Preparation is similar to spinach depending on what type of greens (cooking times vary). Choy sum, bok choy, baby bok choy, and all those weird greens go into stir fry and soup and many Asian dishes. Try asking the market people about them. I've found that many are quite pleased to recommend uses, because after all the more YOU know the more THEY sell! From Chinese green beens to the bean sprouts on the top there are recipes all over the web. I make a lot of soup and stir fry by memory from an old Chinese fellow who showed me some things. Even so, I myself need to gather recipes. There are millions of them, so have fun just trying the stuff out.
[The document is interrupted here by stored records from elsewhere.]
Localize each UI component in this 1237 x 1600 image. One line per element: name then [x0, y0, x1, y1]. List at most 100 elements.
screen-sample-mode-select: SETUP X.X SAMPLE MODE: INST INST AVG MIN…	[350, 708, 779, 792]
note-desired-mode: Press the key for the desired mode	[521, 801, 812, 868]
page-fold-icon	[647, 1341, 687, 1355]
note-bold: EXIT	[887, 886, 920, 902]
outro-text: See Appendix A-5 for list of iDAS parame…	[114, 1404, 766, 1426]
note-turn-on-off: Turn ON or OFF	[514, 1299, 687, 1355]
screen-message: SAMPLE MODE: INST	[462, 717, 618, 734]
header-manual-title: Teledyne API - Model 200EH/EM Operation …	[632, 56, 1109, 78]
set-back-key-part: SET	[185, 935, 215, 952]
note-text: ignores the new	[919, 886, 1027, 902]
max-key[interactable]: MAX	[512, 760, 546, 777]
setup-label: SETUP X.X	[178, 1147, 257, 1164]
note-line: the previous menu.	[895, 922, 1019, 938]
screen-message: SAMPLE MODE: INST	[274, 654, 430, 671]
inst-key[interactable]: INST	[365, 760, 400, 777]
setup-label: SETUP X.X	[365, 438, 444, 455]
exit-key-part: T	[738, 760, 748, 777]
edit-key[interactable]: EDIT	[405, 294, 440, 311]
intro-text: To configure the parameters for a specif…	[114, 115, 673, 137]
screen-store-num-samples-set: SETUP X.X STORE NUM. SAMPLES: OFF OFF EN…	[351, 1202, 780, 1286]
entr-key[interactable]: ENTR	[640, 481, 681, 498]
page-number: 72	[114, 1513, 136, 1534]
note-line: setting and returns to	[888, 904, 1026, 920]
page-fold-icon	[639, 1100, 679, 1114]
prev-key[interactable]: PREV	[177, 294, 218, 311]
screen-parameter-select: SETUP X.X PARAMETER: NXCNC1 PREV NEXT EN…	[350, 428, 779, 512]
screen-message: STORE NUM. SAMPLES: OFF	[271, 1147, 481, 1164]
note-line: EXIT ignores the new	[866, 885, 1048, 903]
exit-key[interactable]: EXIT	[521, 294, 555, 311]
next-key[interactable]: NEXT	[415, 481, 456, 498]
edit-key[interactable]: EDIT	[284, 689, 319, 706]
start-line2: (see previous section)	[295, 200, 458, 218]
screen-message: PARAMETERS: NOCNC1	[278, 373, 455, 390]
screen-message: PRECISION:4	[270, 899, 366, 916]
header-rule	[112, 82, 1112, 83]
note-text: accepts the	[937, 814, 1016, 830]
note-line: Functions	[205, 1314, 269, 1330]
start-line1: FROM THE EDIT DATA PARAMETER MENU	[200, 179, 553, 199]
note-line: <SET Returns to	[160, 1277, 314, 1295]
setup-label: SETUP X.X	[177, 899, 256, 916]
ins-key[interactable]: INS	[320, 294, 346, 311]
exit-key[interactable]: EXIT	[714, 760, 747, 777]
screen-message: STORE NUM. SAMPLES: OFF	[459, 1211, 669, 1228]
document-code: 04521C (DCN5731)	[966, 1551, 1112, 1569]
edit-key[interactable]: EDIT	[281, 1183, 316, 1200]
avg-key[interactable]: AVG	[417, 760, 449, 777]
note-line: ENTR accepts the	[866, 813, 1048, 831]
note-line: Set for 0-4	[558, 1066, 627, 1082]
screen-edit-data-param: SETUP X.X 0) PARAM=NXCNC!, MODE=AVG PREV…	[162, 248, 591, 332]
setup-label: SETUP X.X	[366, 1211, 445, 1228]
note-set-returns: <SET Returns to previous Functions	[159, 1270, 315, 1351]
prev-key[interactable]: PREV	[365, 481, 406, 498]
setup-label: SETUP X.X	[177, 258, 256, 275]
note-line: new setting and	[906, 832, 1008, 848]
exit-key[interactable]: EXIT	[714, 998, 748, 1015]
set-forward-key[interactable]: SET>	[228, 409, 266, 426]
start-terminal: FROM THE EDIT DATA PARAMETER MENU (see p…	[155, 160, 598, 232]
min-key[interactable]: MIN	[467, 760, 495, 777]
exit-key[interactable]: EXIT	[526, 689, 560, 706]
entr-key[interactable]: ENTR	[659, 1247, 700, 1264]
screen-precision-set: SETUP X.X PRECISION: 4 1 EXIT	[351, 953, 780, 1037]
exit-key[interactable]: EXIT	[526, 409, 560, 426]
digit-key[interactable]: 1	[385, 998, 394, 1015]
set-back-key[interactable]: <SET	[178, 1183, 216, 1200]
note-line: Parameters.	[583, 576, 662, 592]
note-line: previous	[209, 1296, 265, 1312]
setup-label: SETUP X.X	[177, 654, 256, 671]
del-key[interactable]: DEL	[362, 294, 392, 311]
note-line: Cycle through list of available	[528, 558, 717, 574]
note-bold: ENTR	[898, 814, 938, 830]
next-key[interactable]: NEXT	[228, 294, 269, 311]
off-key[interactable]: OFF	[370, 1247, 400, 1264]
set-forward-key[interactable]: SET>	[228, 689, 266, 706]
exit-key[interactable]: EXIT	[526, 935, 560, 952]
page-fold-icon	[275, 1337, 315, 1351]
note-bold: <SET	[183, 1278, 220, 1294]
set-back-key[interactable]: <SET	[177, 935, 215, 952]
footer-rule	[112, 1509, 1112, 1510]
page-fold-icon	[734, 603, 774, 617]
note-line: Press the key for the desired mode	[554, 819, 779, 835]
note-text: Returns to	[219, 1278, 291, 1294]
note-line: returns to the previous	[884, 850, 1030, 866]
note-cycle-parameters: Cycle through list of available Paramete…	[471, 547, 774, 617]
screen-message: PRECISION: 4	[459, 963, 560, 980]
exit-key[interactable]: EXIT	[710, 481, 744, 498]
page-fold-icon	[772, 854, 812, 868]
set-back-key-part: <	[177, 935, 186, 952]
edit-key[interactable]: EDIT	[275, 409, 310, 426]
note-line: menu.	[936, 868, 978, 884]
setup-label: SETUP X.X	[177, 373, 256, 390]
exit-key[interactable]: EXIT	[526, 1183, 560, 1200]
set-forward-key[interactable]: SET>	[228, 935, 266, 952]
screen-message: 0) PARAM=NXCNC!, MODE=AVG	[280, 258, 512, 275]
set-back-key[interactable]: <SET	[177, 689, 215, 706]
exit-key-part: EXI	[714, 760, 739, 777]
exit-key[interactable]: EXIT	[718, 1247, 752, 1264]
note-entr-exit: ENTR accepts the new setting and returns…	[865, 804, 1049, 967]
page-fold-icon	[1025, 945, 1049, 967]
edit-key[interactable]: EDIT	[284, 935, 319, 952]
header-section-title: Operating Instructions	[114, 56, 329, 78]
You are going to like what I have found for you.

http://www.foodsubs.com/greenckg.html... Indian:

* fresh Coriander - also known as Chinese Parsley or Cilantro (Spanish name) - used as a garnish for a finished dish, as part of a salty lassi, in raita, in green chutney, as part of a filling for Alu Parathas (potato, little oil, toasted cumin seeds and a little fresh coriander ......much recommended! especially with a Tamarind and Date Chutney ...and some Chai!)
* Kadi Patta leaves - also known as Curry Leaves - used as a flavoring in a curry, usually a vegetable curry, popular in the south of India
* Tej Patta leaves - bay
* Dill - used in bonda (soaked yellow splits mixed with a little oil, some green chillis, cumin seeds, and a little chopped dill, onion ....made into a small ball, like falafel, and deep fried ...served as a snack with tea.
* Methi Leaves - the leaves of Fenugreek (sorry - I don't know this one!)
* Mint - usually Spearmint - used for Mint Tea: made with tea leaves, milk, sugar and fresh mint leaves, also with green coriander for a green chutney, also called Mint Coriander Chutney ...
* Spinach - they use the small or baby spinach: used for making Spinach Pakoras - fresh leaves dipped in pakora or bhajia batter, deep fried - for Tiffin .. also used to stuff a paratha, say, in combination with paneer; also for Saag Paneer, a dish made with spainach and paneer ...
* Paan Leaves - used for Paan, a digestif, chewed (happily) after meals, come in regular and sweet variety (the paan, that is!)

that's all I can think of for now .... but
Chinese stuff....the title of the website is
The Cook's Thesaurus
the URL is www.foodsubs.com
do a search on that site for Cooking Greens....there are nice clear photographs and descriptions there.....
the listing for Indian greens is more limited, unfortunately ....also they have photographs and a listing of Legumes & Nuts that will tell all about the various lentils used in Indian cooking...and their section on Flours is wonderful and will tell about Maida and Atta flours, Besan etc used in Indian cooking ...


there is a good site you might like
NDTVCooks.com
it is the cooking site that belongs to the New Delhi television station...really current and up-to-date ....with all sorts of things to look at....
(if you type in simply NDTV you will get the main site with news, etc. if you would like)
*** a pretty cooking site and so many recipes that I hope you know what you are doing ahead of time! There also is a glossary, with some pictures ...not all things are illustrated, but for example I just had a quick look and clicked on Fenugreek which shows leaves ....

I suggest you check the Guest Recipes ....those are fun.....recipes from the viewers from all over India ...it makes you feel very in touch with people in that big beautiful country!